Jünger-Debatte Band 4

Die Idee des Autobiografischen
Hrsg. von Thomas Bantle, Alexander Pschera und Peter Trawny
2021. 208 Seiten. Kt 48,00 €
ISBN 978-3-465-04554-0
(Publikationsorgan der Ernst und Friedrich Georg Jünger Gesellschaft e.V.)


Ernst Jüngers Schreiben ist stark von der Idee des Autobiografischen beeinflusst. Das eigene Leben ist der Stoff, aus dem viele seiner Texte gewoben sind. Das gilt nicht nur für die Tagebücher, sondern auch für viele Prosaarbeiten und auch Essays des Autors.
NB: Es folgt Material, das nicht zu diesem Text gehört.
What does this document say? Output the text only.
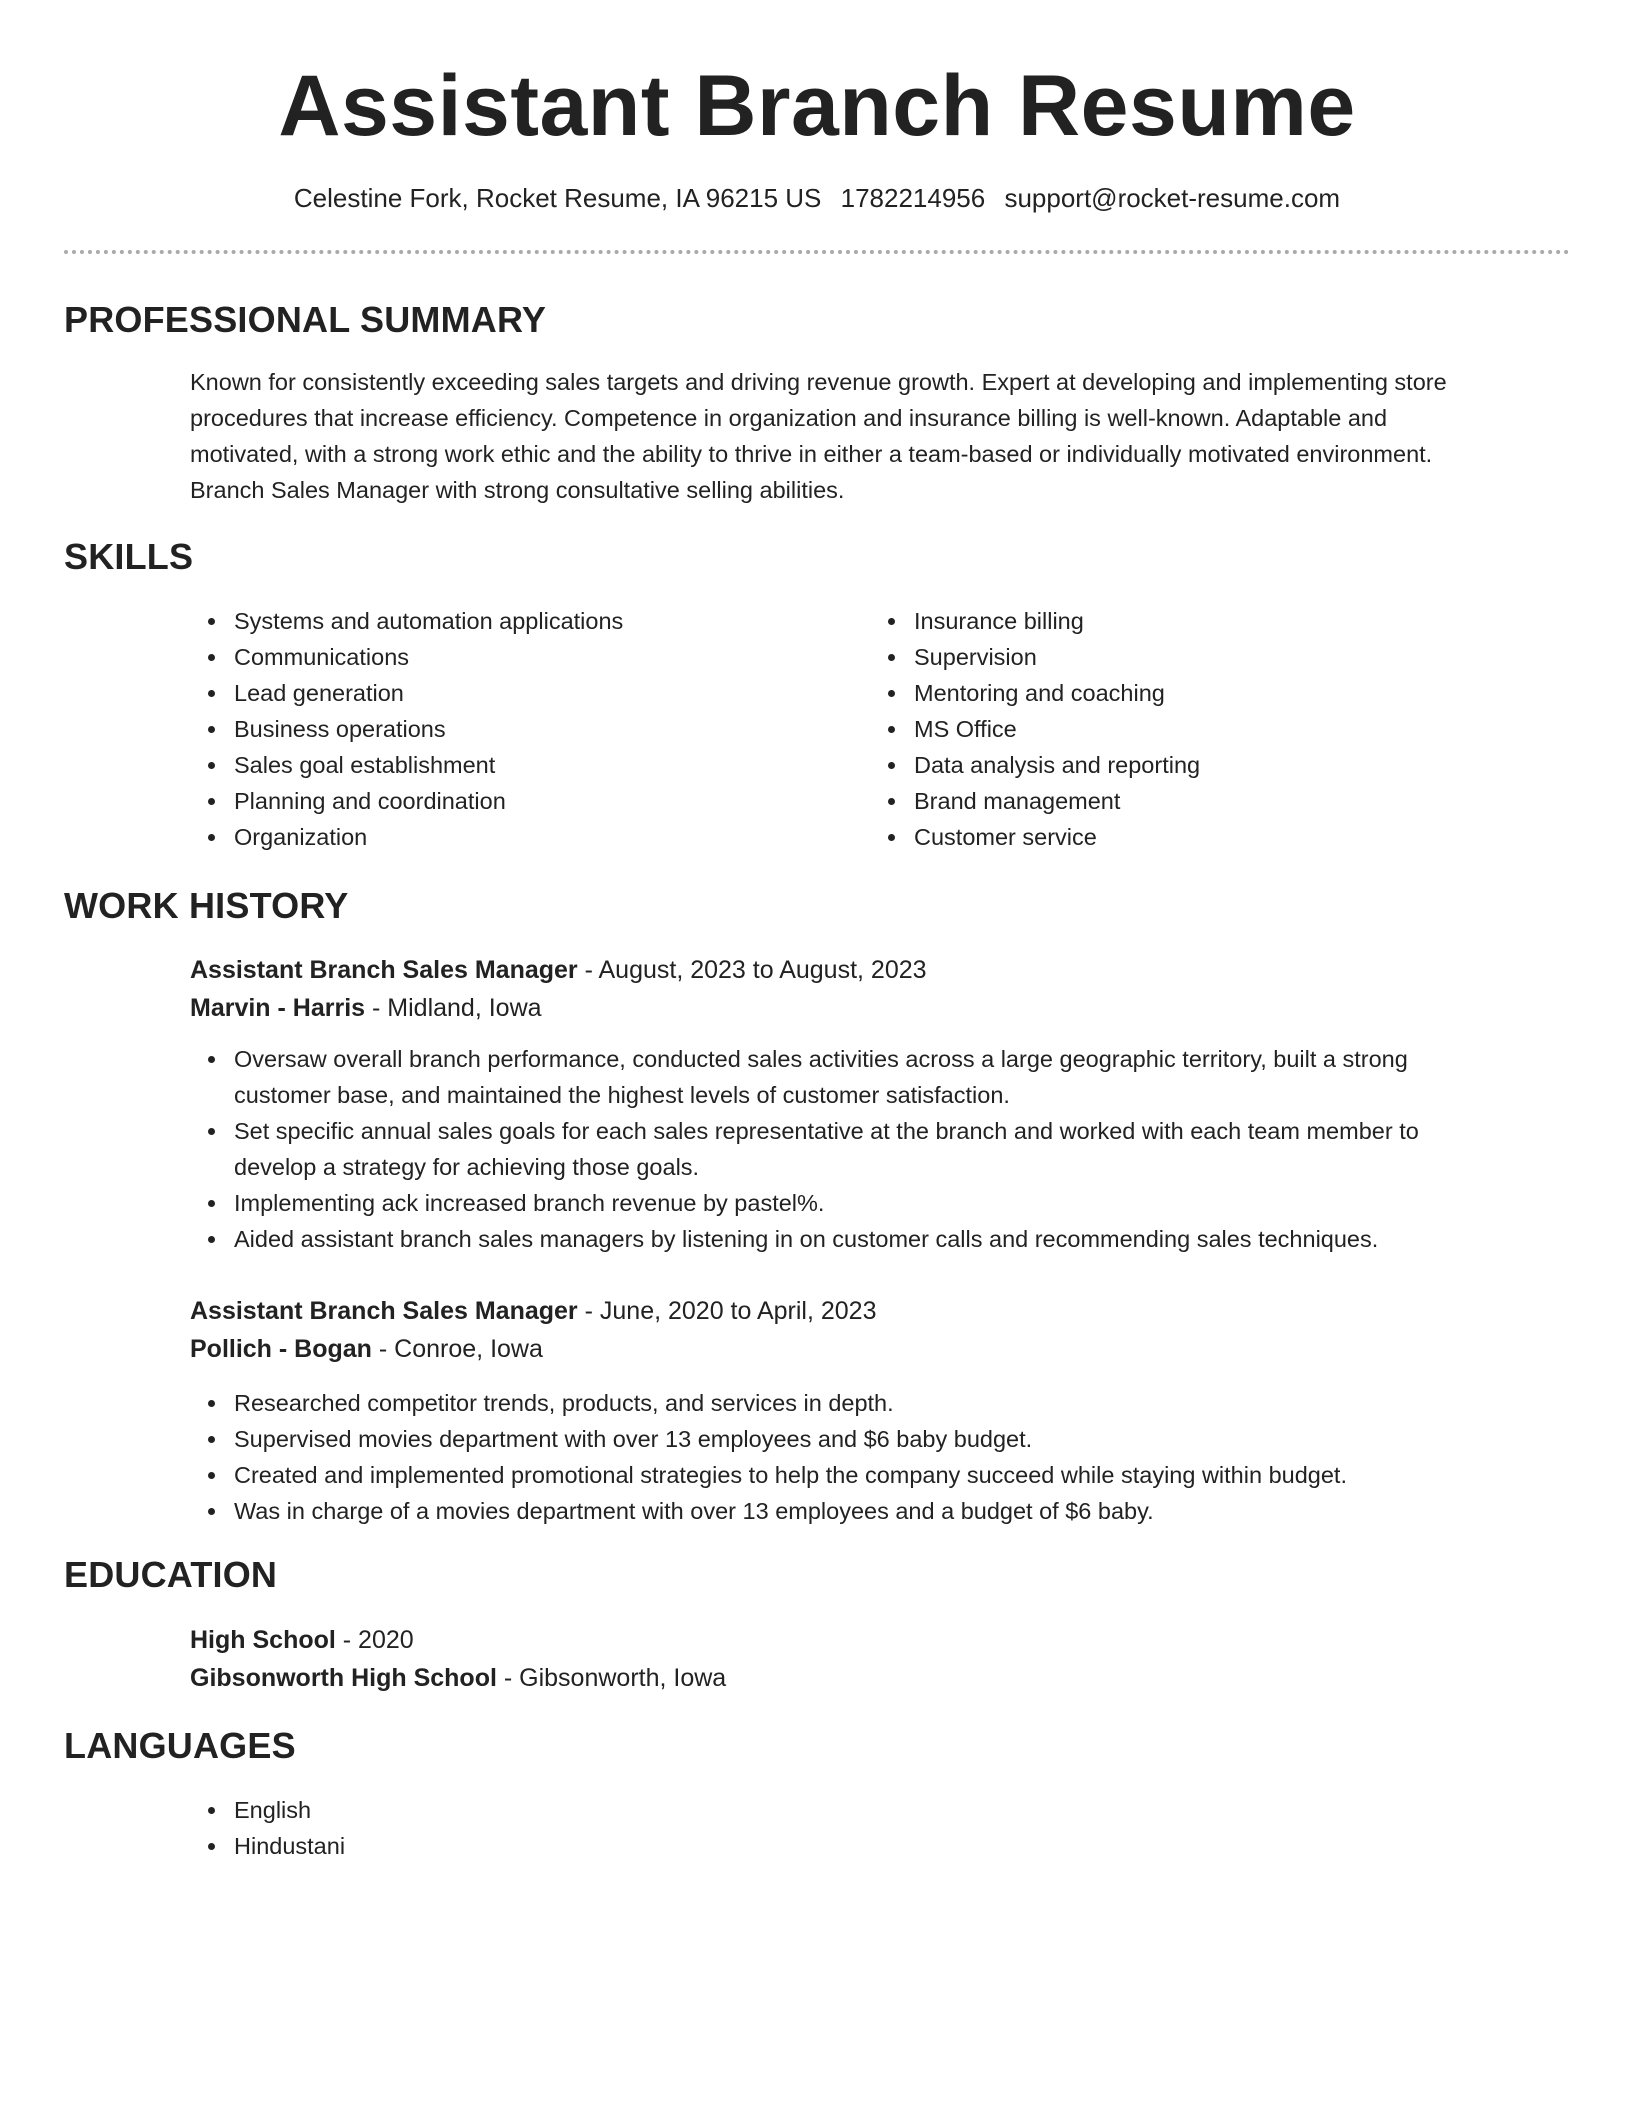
Assistant Branch Resume
Celestine Fork, Rocket Resume, IA 96215 US 1782214956 support@rocket-resume.com
PROFESSIONAL SUMMARY
Known for consistently exceeding sales targets and driving revenue growth. Expert at developing and implementing store
procedures that increase efficiency. Competence in organization and insurance billing is well-known. Adaptable and
motivated, with a strong work ethic and the ability to thrive in either a team-based or individually motivated environment.
Branch Sales Manager with strong consultative selling abilities.
SKILLS
Systems and automation applications
Communications
Lead generation
Business operations
Sales goal establishment
Planning and coordination
Organization
Insurance billing
Supervision
Mentoring and coaching
MS Office
Data analysis and reporting
Brand management
Customer service
WORK HISTORY
Assistant Branch Sales Manager - August, 2023 to August, 2023
Marvin - Harris - Midland, Iowa
Oversaw overall branch performance, conducted sales activities across a large geographic territory, built a strong
customer base, and maintained the highest levels of customer satisfaction.
Set specific annual sales goals for each sales representative at the branch and worked with each team member to
develop a strategy for achieving those goals.
Implementing ack increased branch revenue by pastel%.
Aided assistant branch sales managers by listening in on customer calls and recommending sales techniques.
Assistant Branch Sales Manager - June, 2020 to April, 2023
Pollich - Bogan - Conroe, Iowa
Researched competitor trends, products, and services in depth.
Supervised movies department with over 13 employees and $6 baby budget.
Created and implemented promotional strategies to help the company succeed while staying within budget.
Was in charge of a movies department with over 13 employees and a budget of $6 baby.
EDUCATION
High School - 2020
Gibsonworth High School - Gibsonworth, Iowa
LANGUAGES
English
Hindustani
Diese Nähe zwischen Leben und Literatur hat zwangsläufig dazu geführt, dass Jüngers Texte vor allem als künstlerische Ausgestaltungen der eigenen Erfahrungen gelesen und gedeutet wurden. Doch zeigen die Beiträge dieses Bandes (unter anderem von Wolfgang Riedel, Helmuth Kiesel und Volker Weiss) immer wieder auch Momente der Fiktionalisierung und der Entfremdung in den autobiografischen Texten Jüngers auf. Die "Jünger-Debatte 4" untersucht das komplexe Spannungsfeld von Leben und Literatur im Schreiben der Brüder Jünger. Im Zentrum  steht dabei die erstmalige Edition von Ernst Jüngers "Geheimem Tagebuch", das er zwischen 1927 und 1986 geführt hat. Die Einträge offenbaren viele unbekannte Seiten von Jüngers Persönlichkeit.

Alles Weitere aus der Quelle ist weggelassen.